Parmi d’autres pensionnaires tuberculeux comme lui : un écrivain viennois spécialiste des langues anciennes, humaniste et socialiste, un enseignant de Königsberg, terriblement misogyne, un étudiant des Beaux-Arts de Berlin en phase terminale.
Pour Mieczyslaw, jeune homme sensible qui a perdu sa mère en bas âge, élevé par un père autoritaire obsédé par la virilité (« Être un homme, c’est apprendre à devenir hermétique à ce qui vous dérange », lui a-t-on appris), ce séjour est l’occasion paradoxale d’être enfin « presque libre ».

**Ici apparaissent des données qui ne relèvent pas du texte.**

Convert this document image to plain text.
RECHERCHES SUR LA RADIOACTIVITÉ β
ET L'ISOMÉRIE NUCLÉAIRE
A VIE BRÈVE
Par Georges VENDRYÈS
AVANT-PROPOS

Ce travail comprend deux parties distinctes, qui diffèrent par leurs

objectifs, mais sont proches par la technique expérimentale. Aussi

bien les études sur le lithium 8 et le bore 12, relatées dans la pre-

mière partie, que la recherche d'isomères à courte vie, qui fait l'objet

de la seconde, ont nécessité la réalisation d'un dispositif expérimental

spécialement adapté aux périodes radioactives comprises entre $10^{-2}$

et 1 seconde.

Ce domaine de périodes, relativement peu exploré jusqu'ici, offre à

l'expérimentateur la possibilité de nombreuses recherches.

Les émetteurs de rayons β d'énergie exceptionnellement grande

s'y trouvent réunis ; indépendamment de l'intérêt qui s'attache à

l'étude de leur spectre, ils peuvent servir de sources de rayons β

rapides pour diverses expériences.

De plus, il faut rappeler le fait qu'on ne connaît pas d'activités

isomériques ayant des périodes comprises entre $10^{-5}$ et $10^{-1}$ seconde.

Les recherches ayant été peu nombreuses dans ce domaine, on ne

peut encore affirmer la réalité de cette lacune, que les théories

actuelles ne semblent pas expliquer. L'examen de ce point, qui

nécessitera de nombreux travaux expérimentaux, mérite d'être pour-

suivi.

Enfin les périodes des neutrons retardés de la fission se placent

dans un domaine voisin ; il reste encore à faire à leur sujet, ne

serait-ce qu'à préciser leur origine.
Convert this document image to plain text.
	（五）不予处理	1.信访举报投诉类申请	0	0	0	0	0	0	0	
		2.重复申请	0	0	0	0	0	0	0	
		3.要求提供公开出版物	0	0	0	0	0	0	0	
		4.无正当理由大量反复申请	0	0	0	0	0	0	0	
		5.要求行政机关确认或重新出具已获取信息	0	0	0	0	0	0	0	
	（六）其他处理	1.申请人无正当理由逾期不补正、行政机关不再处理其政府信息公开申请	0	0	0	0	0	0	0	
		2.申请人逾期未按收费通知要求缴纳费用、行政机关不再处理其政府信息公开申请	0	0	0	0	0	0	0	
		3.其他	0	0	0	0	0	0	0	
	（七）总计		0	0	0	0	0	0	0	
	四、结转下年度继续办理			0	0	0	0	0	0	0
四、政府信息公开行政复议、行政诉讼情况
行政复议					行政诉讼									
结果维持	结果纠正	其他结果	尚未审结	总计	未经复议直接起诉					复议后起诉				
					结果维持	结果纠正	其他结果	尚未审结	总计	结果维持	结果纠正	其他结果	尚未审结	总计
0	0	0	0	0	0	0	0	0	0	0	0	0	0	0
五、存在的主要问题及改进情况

Avec Le banquet des Empouses, « roman d’épouvante naturopathique », son neuvième, la romancière polonaise née en 1962, Prix Nobel de littérature 2018, signe une version féministe et habilement détraquée de La montagne magique (1931), le grand roman de Thomas Mann.
Entre deux petits verres de liqueur locale, ces messieurs discutent des grandes affaires du monde, festival des poncifs et de la misogynie. Ce qui poussera le jeune homme à emprunter des chemins de traverse, ainsi qu’à explorer de manière de plus en plus intime la petite chambre de la défunte madame Opitz au grenier de la pension.
De fait, à Görbersdorf (aujourd’hui Sokołowsko, en Pologne), les femmes sont presque invisibles. Et pourtant, très vite, le lecteur réalisera qu’elles sont partout, « spectatrices assidues » qui sont aussi, d’une certaine façon, les narratrices du roman. Ce sont même elles, comprend-on, qui régulent les lieux, forces obscures et vives de la nature, âmes archaïques de la montagne et des sous-bois.
Et les disparitions régulières de jeunes hommes alimentent le folklore local, alors que des cadavres, dit-on, auraient été retrouvés déchiquetés dans la forêt. Certains évoquent des sorcières ou les esprits féminins des lieux qui rappellent les Empouses, ces créatures fantastiques issues de la mythologie grecque associées à la déesse Hécate, qui séduisent les hommes et absorbent leurs forces jusqu’à ce qu’ils meurent. Et si c’était vrai ?
Dans ce climat inquiétant et ambigu, où partout rôde la mort — qu’elle soit naturelle ou non —, les apparences vont peu à peu finir par se disloquer et la vérité du monde, par apparaître dans toute sa complexité. Le drame intérieur de Mieczyslaw, lié à une « anomalie » dont on prendra peu à peu la mesure, y trouvera le théâtre parfait pour se dénouer.
Avec ce roman surnaturel dans lequel Franz Kafka donne la main à Thomas Mann, l’autrice des Pérégrins (Noir sur Blanc, 2010) avance de son écriture précise, presque cinématographique, et pousse loin l’idée de transformation.
Une invitation à « voir aussi avec nos autres sens » et à envisager l’entre-deux.